Novartis is a company that provides solutions to the evolving needs of patients, and its researchers are looking for better ways to evaluate treatments for multiple sclerosis, a disease that attacks parts of the nervous system. Multiple sclerosis can result in various complications such as physical, mental or psychiatric problems, and assessing whether treatments are effective in stabilizing a patient’s symptoms can be a challenge.

So, Novartis partnered with Microsoft to create the Assess MS Research Project, which aims to develop a standard set of tests that don’t rely on the subjective evaluation of human doctors. Abigail Sellen, a principal researcher in the Human Experience and Design group at Microsoft’s Cambridge UK lab explained:

The clinicians that we worked with really care about their patients. They really want what’s best for them, and even the best neurologist will admit that when they use these rating scales, it’s pretty coarse-grained. They know that there’s a lot of variability, even in their own judgments, over time.

The Assess MS researchers realized that the computer vision found in Microsoft’s Kinect could give them a more consistent and realistic evaluation of how patients performed on medical tests. Then, if doctors could better assess the progress of the disease, they could eventually give patients the right treatments faster.
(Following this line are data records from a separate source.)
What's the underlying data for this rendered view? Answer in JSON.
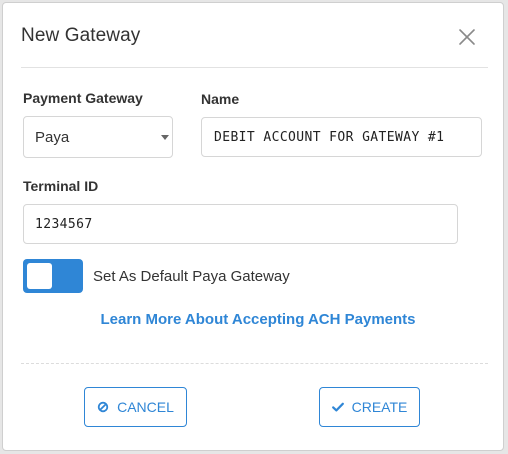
{
  "dialog": {
    "title": "New Gateway"
  },
  "form": {
    "payment_gateway_label": "Payment Gateway",
    "payment_gateway_value": "Paya",
    "name_label": "Name",
    "name_value": "DEBIT ACCOUNT FOR GATEWAY #1",
    "terminal_id_label": "Terminal ID",
    "terminal_id_value": "1234567",
    "default_toggle_label": "Set As Default Paya Gateway",
    "default_toggle_on": true
  },
  "links": {
    "learn_more": "Learn More About Accepting ACH Payments"
  },
  "buttons": {
    "cancel_label": "CANCEL",
    "create_label": "CREATE"
  },
  "icons": {
    "close": "close-icon",
    "cancel": "ban-icon",
    "create": "check-icon",
    "select_caret": "caret-down-icon"
  },
  "colors": {
    "accent": "#2f86d6",
    "text": "#333333",
    "border": "#d6d6d6"
  }
}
Microsoft Novartis Assess project

For Microsoft, this Kinect use case was an opportunity to leverage its various machine learning tools, but building dedicated algorithms for the project presented a challenging task: to gather data about patients, the Kinect depth camera needed new algorithms to enable it to recognize the patient’s movements in a more subtle and precise way. As Antonio Criminisi, a principal researcher in machine intelligence and perception at Microsoft’s UK lab, points out:

“We had to think hard about better, more accurate algorithms that would really pick up on the subtle signals that differentiate between an MS patient and a healthy individual.”

Another challenge was to create a system that would be easy to use by doctors and patients in the real world and constraints of a doctor’s office. Morrison, a computer scientist whose expertise is in human-computer interaction, explained:

We needed to ask, right from the beginning, how do we make it work in the clinics? It needs to be a collaboration between the patient, the clinician and the technology. We designed the prototype to help the clinicians help the computer, so that they could get the data they want.”

But finally, after years of hard work, the Assess MS Research Project has finally delivered a reliable proof of concept that is waiting to be tested with a broader number of patients, while the team of researchers will continue to tune the machine learning algorithms. Vas Narasimhan, global head of development at Novartis Pharmaceuticals, already believes that Assess MS will be able to provide a faster diagnosis and treatment for multiple sclerosis and maybe other diseases:

“We are excited about our collaboration with Microsoft Research to develop Assess MS, a more consistent way to measure motor dysfunctions caused by multiple sclerosis, which could lead to the development of better therapies and care for patients.”

Microsoft’s Kinect may not be quite as popular a gaming accessory any longer, but it’s still good to see that this technology can find truly useful applications in the real world. And it’s even more interesting to learn about use cases that combine Kinect technology and machine learning algorithms.